Massacre à Québec

PUBLIC – GÉNÉRAL

Au lendemain du massacre dans une mosquée de Québec

Face à l’horreur des gestes fous politiquement motivés, la psychologie contextuelle a-t-elle quelque chose à dire? On m’a demandé d’écrire ce blog alors que mon esprit ne ressent que de la confusion et le besoin de reculer face à l’horreur. Comme si cela n’avait rien à voir avec moi, avec nous. Mais ça à voir avec moi, et avec nous. Ma compassion va aux victimes, à toute une communauté qui est visée, ma peur d’une spirale de violence, ma colère pour les conditions qui peut-être ont nourri cela.

Un déséquilibré passe à l’acte sans raison, ou bien, est-ce le résultat de quelque chose de plus profond et de plus proche de nous? Le saura-t-on jamais? La psychologie contextuelle nous invite à examiner plus largement le contexte. Les sources de l’intolérance et de la violence aveugle dirigée contre toute une communauté, les musulmans, ou contre une civilisation, l’Occident, sont-elles à trouver dans le mal incarné par une religion foncièrement fanatique ou une civilisation d’essence satanique? Ici les refus de visas, les bombardements chirurgicaux de drones téléguidés de l’autre bout du globe, là-bas les attaques sanguinaires qui ciblent délibérément les civils. Des deux côtés un discours déshumanisant, une volonté de désigner l’autre comme moins qu’humain, irréductiblement autre.

Le contexte, c’est les éléments géopolitiques, les héritages empoisonnés du colonialisme, de l’ingérence dans des sociétés qu’on ne laisse pas évoluer sans tutelle impériale, la course aux ressources énergétiques. C’est le blowback d’avoir soutenu telle ou telle faction extrémiste dans jeux idéologiques et géostratégiques qui réduisent peuples et sociétés à des rôles de pions à sacrifier. C’est aussi avoir cherché à imposer par la force les valeurs des droits de l’homme à des sociétés qui ne les avaient pas encore pleinement choisies — pour finir peut-être par nous-même abandonner nos propres valeurs dans la recherche illusoire de la sécurité absolue.

Mais c’est plus proche de nous encore et bien plus profond. Dans chaque mouvement intérieur de déshumanisation de l’autre et, ultimement, de nous-mêmes ; dans chaque imposition que nous faisons aux autres, nos proches, nos enfants, nos élèves et à nos administrés plutôt que de travailler à encourager ce qui fonctionne, à soutenir les progrès, à offrir et nourrir des choix. Quand nous devenons incapables de reconnaître notre humanité commune dans l’autre, quand avoir raison prime sur vivre ensemble, quand la force prend le dessus. Quand on privilégie s’éloigner, construire des murs plutôt que s’approcher, se retrouver les uns dans les autres, se comprendre, se pardonner, s’accepter et ensemble évoluer vers plus de compréhension et de douceur. Et si j’étais toi, là-bas dans cet autre moment, que ressentirais-je ?

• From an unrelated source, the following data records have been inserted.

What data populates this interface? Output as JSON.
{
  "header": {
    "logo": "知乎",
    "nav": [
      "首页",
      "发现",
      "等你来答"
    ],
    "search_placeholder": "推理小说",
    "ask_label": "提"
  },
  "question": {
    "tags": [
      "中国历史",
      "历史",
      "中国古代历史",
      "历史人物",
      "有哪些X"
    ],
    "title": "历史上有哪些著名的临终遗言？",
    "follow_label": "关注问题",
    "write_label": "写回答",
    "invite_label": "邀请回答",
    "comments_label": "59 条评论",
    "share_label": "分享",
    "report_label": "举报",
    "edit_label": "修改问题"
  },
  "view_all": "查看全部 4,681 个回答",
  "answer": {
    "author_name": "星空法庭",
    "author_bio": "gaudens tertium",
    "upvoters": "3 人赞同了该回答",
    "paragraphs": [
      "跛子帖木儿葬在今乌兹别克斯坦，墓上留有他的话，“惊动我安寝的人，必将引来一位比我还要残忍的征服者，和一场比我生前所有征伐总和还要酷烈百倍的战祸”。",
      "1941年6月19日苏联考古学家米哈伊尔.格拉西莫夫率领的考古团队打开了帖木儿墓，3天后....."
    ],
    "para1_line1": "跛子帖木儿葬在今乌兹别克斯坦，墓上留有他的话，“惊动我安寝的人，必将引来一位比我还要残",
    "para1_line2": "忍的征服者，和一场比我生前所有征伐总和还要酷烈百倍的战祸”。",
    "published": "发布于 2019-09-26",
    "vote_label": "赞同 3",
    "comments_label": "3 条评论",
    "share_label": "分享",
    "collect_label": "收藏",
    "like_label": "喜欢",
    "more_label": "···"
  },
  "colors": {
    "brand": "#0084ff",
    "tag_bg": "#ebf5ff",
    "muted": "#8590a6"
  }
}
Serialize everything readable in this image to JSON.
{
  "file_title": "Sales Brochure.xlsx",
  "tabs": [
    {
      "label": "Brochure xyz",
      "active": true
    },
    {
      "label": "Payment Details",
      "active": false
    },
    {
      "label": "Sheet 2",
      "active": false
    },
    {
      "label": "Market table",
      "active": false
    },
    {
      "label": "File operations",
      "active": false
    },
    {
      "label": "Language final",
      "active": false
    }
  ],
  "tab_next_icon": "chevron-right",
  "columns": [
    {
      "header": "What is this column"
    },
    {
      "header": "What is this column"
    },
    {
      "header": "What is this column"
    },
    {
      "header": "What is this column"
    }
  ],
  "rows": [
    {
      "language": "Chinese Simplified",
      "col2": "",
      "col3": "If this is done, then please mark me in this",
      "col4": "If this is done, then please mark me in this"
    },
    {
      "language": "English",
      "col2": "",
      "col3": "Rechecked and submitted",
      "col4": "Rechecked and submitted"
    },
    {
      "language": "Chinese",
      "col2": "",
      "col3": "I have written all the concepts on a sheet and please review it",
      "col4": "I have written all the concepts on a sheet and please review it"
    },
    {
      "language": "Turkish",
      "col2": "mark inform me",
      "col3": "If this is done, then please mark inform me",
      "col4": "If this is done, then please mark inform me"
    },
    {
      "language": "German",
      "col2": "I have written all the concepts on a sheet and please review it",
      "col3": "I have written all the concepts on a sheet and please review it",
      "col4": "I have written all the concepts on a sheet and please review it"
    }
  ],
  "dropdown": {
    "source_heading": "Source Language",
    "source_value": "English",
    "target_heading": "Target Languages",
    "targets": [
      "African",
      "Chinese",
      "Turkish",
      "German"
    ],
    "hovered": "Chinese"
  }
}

Nous savons déjà où conduit la déshumanisation systématique de l’autre. Le 20e siècle nous l’a appris. Voici revenu le temps de la peur, de l’autre inhumainement autre, de ceux qu’il faut éliminer du fait d’où ils sont nés, de ce qu’ils croient, ou de ce qu’ils pensent. Trouver en nous les sources de cette déshumanisation et de son pendant, la passivité face à la stigmatisation et l’exclusion, c’est reconnaître que notre présent problème est éminemment humain.

La technologie d’aujourd’hui nous donne accès à l’horreur instantanée. Il nous faut une psychologie qui nous permette d’accueillir avec compassion et acceptation nos ressentis et nos pensées les plus noires et extrêmes, afin de nous offrir les moyens de ne plus les laisser dominer nos comportements et nous enfoncer dans une spirale mortifère pour notre humanité et pour l’humanité toute entière. L’Association for Contextual Behavioral Science (ACBS) est née de la réalisation du 11 septembre, l’avenir de l’humanité passerait par le développement d’une psychologie plus adaptée aux défis de la condition humaine, c’est vrai aujourd’hui plus que jamais.

S’il y a un espoir, il repose en nous tous. En notre capacité à faire face à nos pensées, à remettre en question nos certitudes, à oser réfléchir différemment. Nous pouvons apprendre. Il est possible, toujours possible de choisir agir d’une autre façon. Les valeurs ne peuvent véritablement s’imposer ni même se défendre — à soi pas plus qu’aux autres. Nous pouvons, tout au plus, choisir de les incarner, par chacune de nos actions et chacun de nos mots. C’est ce qui m’anime chaque jour et c’est ce que l’ACT nous enseigne avec amour et compassion.